Published: Wednesday, March 3, 2010

Updated: Wednesday, March 3, 2010 17:03

There’s an old joke about the Georgia state legislature: if the whole thing picked up and moved to Florida, it’d raise the collective IQs of both states. It’d probably also save the state from cutting the throats of the next two generations of residents.

The legislature is currently considering a $300 million cut to the University System of Georgia (USG). A cut of this magnitude would all but spell doom for the long-term survival of AASU and would destroy any chance Georgia has of training or recruiting citizens for the global economy or attracting any business with more specialized needs than Ditch Diggers, Inc.

For AASU, this cut represents a total of $5.285 million, right around 10 percent of the institutional budget. According to an impact assessment by the USG, that cut means a near or even complete elimination of the Liberty Center and the Brunswick Center, throwing out 454 students and 16 faculty and staff.

It also means eliminating five academic programs and departments, which means “1191 students will not have the major of choice; larger class sizes; lower quality of advising; fewer course sections will be offered; increased time to completion of degrees.”

It means “57 faculty and staff positions will be eliminated; loss of faculty expertise and

experience; inability to recruit talented faculty in the future; additional burden to faculty and staff in departments.”

It means “Negative impact to the university for loss of talented, experienced faculty and staff; inability to recruit students to majors; loss of momentum to improve retention, progression, graduation; negative impact on reputation for quality instruction.”

It means that 12 percent of full-time employees will be out of work.
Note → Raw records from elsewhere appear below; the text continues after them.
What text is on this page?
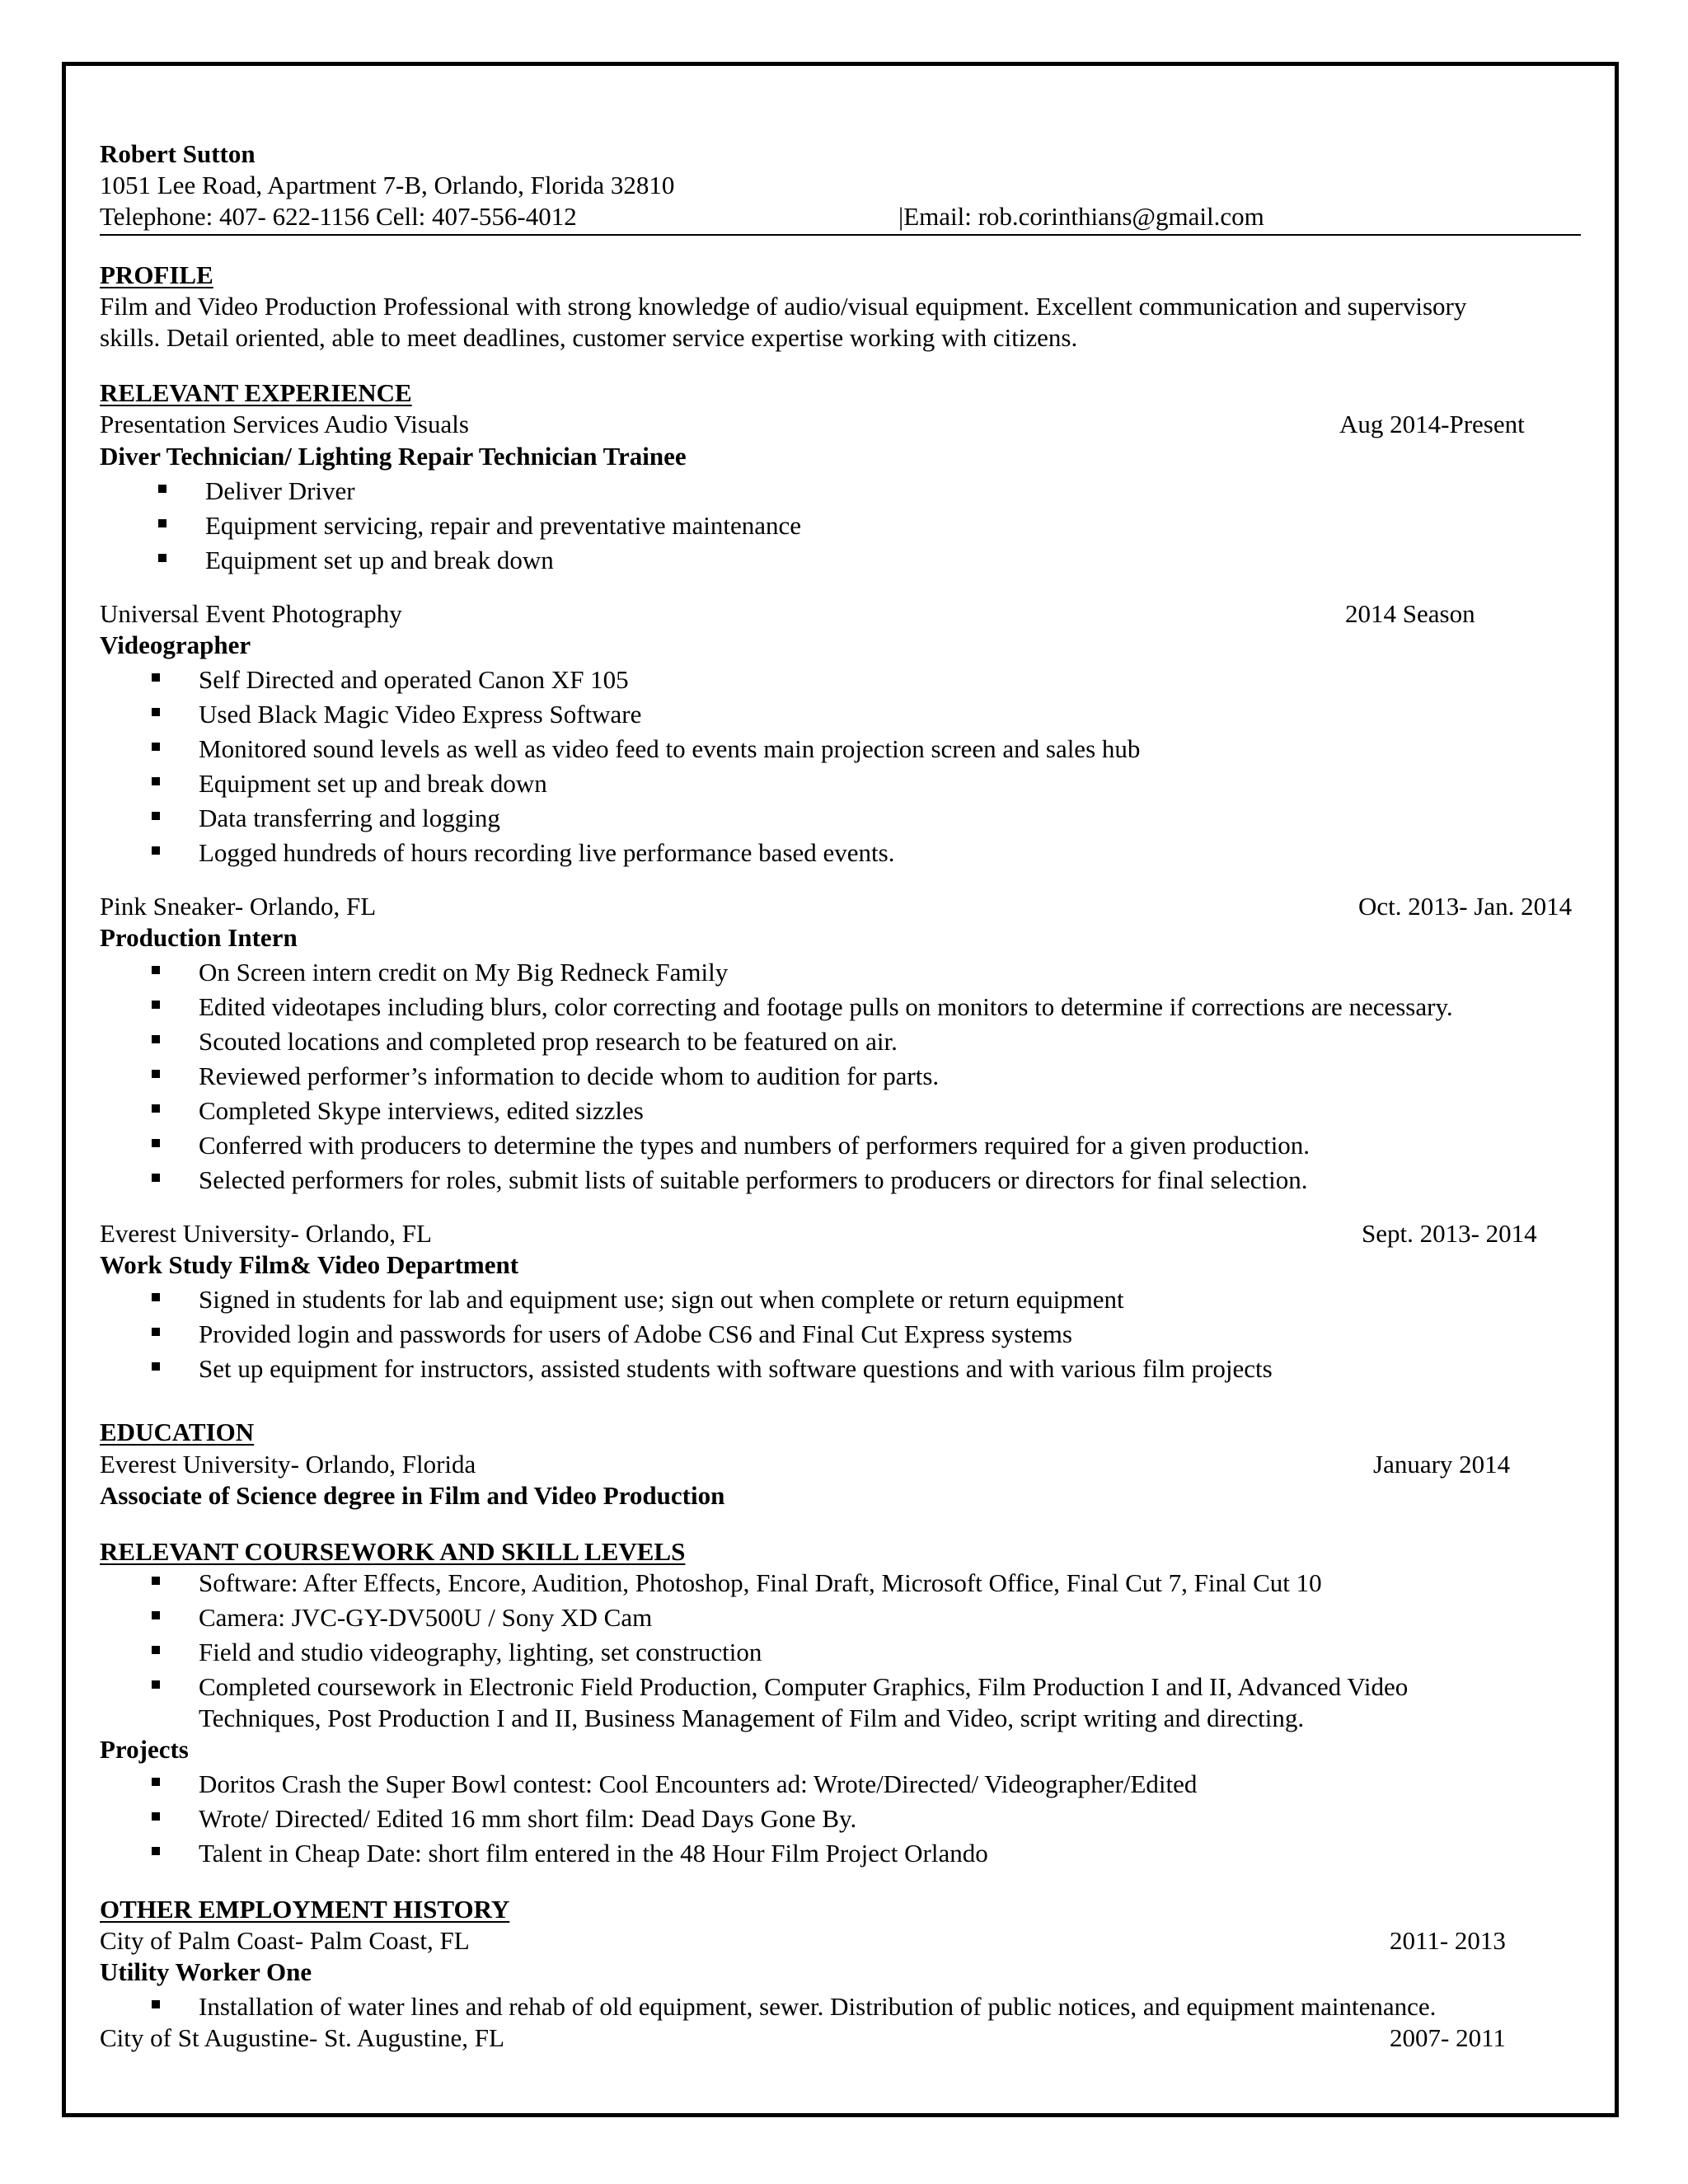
Robert Sutton
1051 Lee Road, Apartment 7-B, Orlando, Florida 32810
Telephone: 407- 622-1156 Cell: 407-556-4012	|Email: rob.corinthians@gmail.com
PROFILE
Film and Video Production Professional with strong knowledge of audio/visual equipment. Excellent communication and supervisory
skills. Detail oriented, able to meet deadlines, customer service expertise working with citizens.
RELEVANT EXPERIENCE
Presentation Services Audio Visuals	Aug 2014-Present
Diver Technician/ Lighting Repair Technician Trainee
Deliver Driver
Equipment servicing, repair and preventative maintenance
Equipment set up and break down
Universal Event Photography	2014 Season
Videographer
Self Directed and operated Canon XF 105
Used Black Magic Video Express Software
Monitored sound levels as well as video feed to events main projection screen and sales hub
Equipment set up and break down
Data transferring and logging
Logged hundreds of hours recording live performance based events.
Pink Sneaker- Orlando, FL	Oct. 2013- Jan. 2014
Production Intern
On Screen intern credit on My Big Redneck Family
Edited videotapes including blurs, color correcting and footage pulls on monitors to determine if corrections are necessary.
Scouted locations and completed prop research to be featured on air.
Reviewed performer’s information to decide whom to audition for parts.
Completed Skype interviews, edited sizzles
Conferred with producers to determine the types and numbers of performers required for a given production.
Selected performers for roles, submit lists of suitable performers to producers or directors for final selection.
Everest University- Orlando, FL	Sept. 2013- 2014
Work Study Film& Video Department
Signed in students for lab and equipment use; sign out when complete or return equipment
Provided login and passwords for users of Adobe CS6 and Final Cut Express systems
Set up equipment for instructors, assisted students with software questions and with various film projects
EDUCATION
Everest University- Orlando, Florida	January 2014
Associate of Science degree in Film and Video Production
RELEVANT COURSEWORK AND SKILL LEVELS
Software: After Effects, Encore, Audition, Photoshop, Final Draft, Microsoft Office, Final Cut 7, Final Cut 10
Camera: JVC-GY-DV500U / Sony XD Cam
Field and studio videography, lighting, set construction
Completed coursework in Electronic Field Production, Computer Graphics, Film Production I and II, Advanced Video
Techniques, Post Production I and II, Business Management of Film and Video, script writing and directing.
Projects
Doritos Crash the Super Bowl contest: Cool Encounters ad: Wrote/Directed/ Videographer/Edited
Wrote/ Directed/ Edited 16 mm short film: Dead Days Gone By.
Talent in Cheap Date: short film entered in the 48 Hour Film Project Orlando
OTHER EMPLOYMENT HISTORY
City of Palm Coast- Palm Coast, FL	2011- 2013
Utility Worker One
Installation of water lines and rehab of old equipment, sewer. Distribution of public notices, and equipment maintenance.
City of St Augustine- St. Augustine, FL	2007- 2011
And in the USG’s own words, it will be a “devastating loss of the ability to serve the university constituency and to fulfill the university mission. Long term damage the reputation of the university, the quality of

instruction, and the ability to attract students, faculty, and staff.”

This isn’t a $75 fee or a cut to the travel budget. This is for all the marbles; we’re playing for keeps now. This budget cut will happen to every university and will damage all of them severely, many irreparably.

Should we let the state legislature fulfill a short-term budget gap—admittedly a large one—by robbing the money from future generations of Georgians and from ourselves, we will face a daunting challenge economically for the future of this state. We won’t get new jobs; no new business will move here or be able to open here because the workforce just won’t have the education to support them.

Contact your congressmen, your senators, your state representatives, senators and the governor. The Inkwell web site will have links to find out who they are so you can call or write.

Higher education in Georgia will once again become the province of the rich and well-connected, and the manufacturing jobs that let people be middle class, raise a family and send their kids to college won’t be here to correct the problem.

The promise of America is not fame, subsistence or subservience; our America is built on the idea that you can make your own way in the world because this nation provides you with the opportunity and the resources that make it possible. America gives you the chance to succeed and for your children to succeed if only you put in your effort.